In neighbouring White Nile state, the religious and political leader of the opposition Umma party said the government was facing mounting opposition, despite unveiling a string of populist policies.

"These last days, we have seen many initiatives by the government, such as the establishment of an anti-corruption commission, and Khartoum state's plan to create new jobs for graduates," Mahdi said in a mosque sermon to the Umma faithful.

"But all the evidence suggests that the Sudanese government is facing a Tunisian and Egyptian experience," added Mahdi, who was ousted by President Omar al-Bashir in an Islamist-backed military coup in 1989, three years after being democratically elected.

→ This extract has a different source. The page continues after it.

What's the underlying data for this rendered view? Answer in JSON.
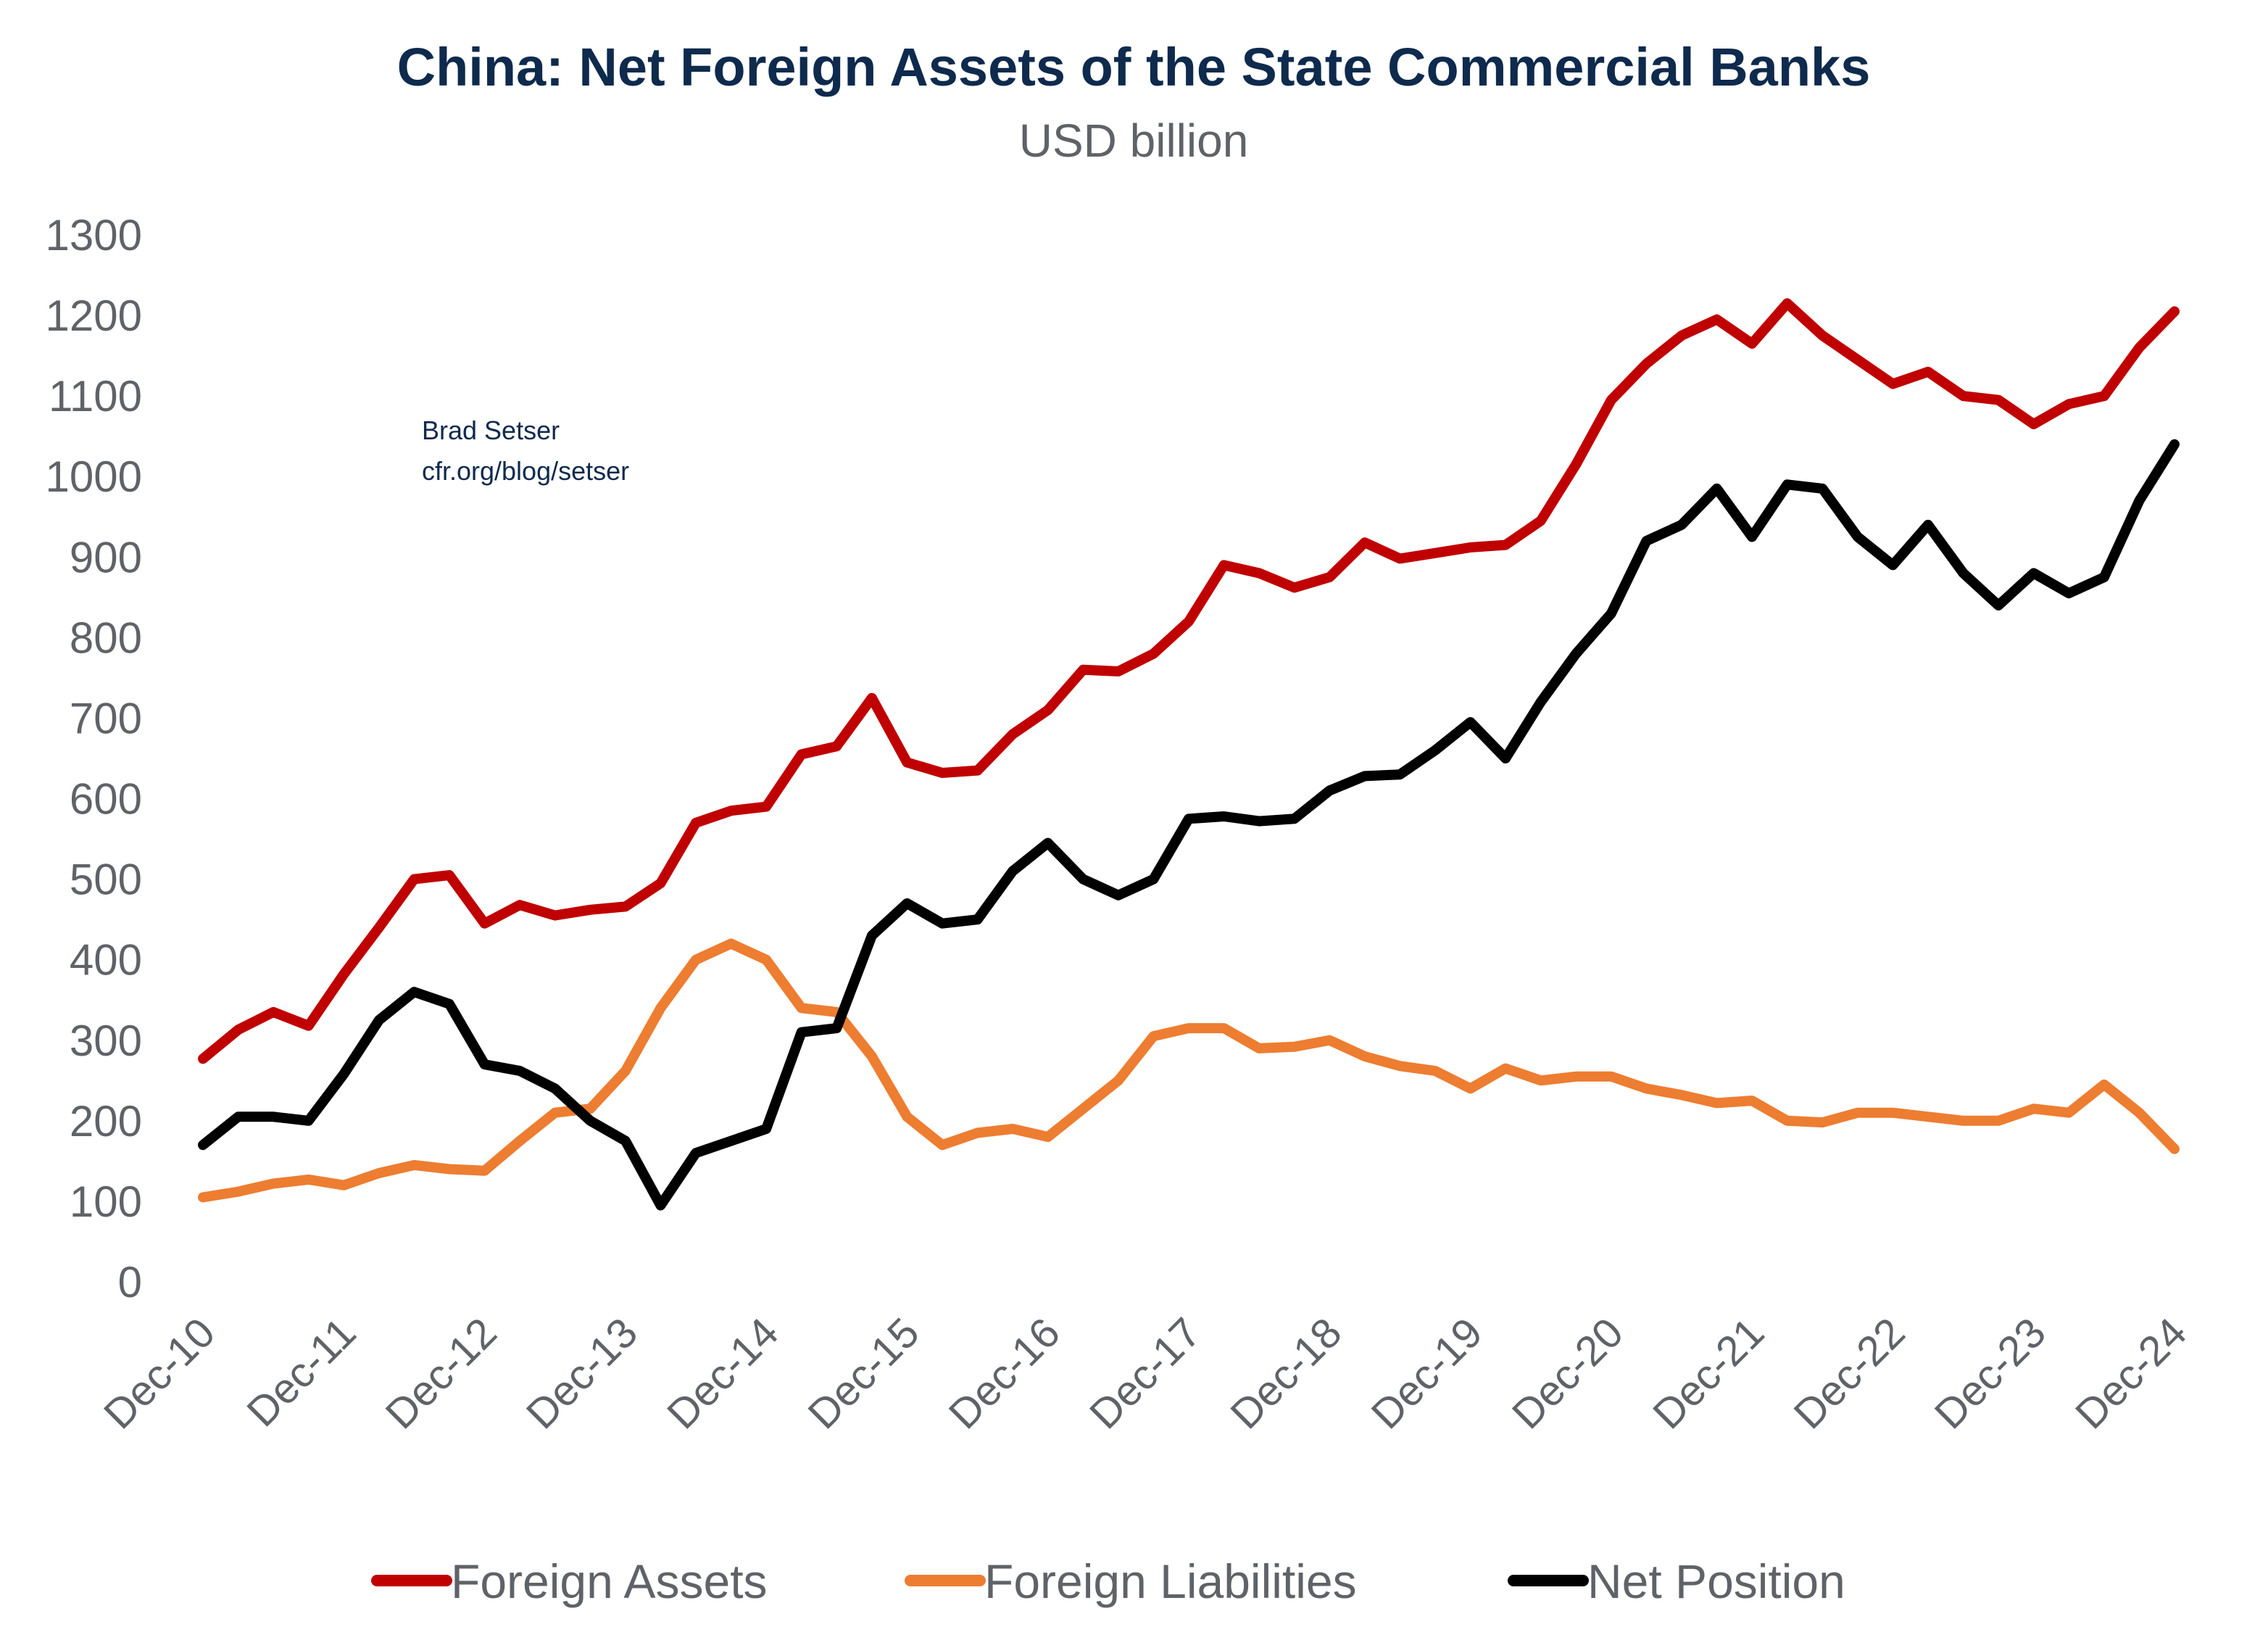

Sudan has witnessed sporadic anti-regime protests since January, but unlike in Tunisia and neighbouring Egypt, they have failed to gather momentum, with the authorities pursuing a zero-tolerance policy towards any opposition demonstrations and maintaining tight control in the capital.

Original source: AFP


  1. Talib Murad Ali Elam, DVM, Ph.D
    04 Apr 2011

    Sudan does not have the capacity to increase its agriculture productivity horizontally. Sudan has already given over tens of thousands of hectares of prime agriculture land to other countries like China and the Gulf States. In addition increasing agriculture in Sudan, will again lead to further demands on the waters of the Nile, a situation itself which is already a bone of contention between the Nine Nile Valley Countries. Sudan is in a receiving end of food for nearly 5.5 million of its population from WFP. The 18 billion cubic meters of water is the share of Sudan from the Nile, this without doubt will be divided between the North and the South. The southern promised Egypt with water from their share, how long this will last??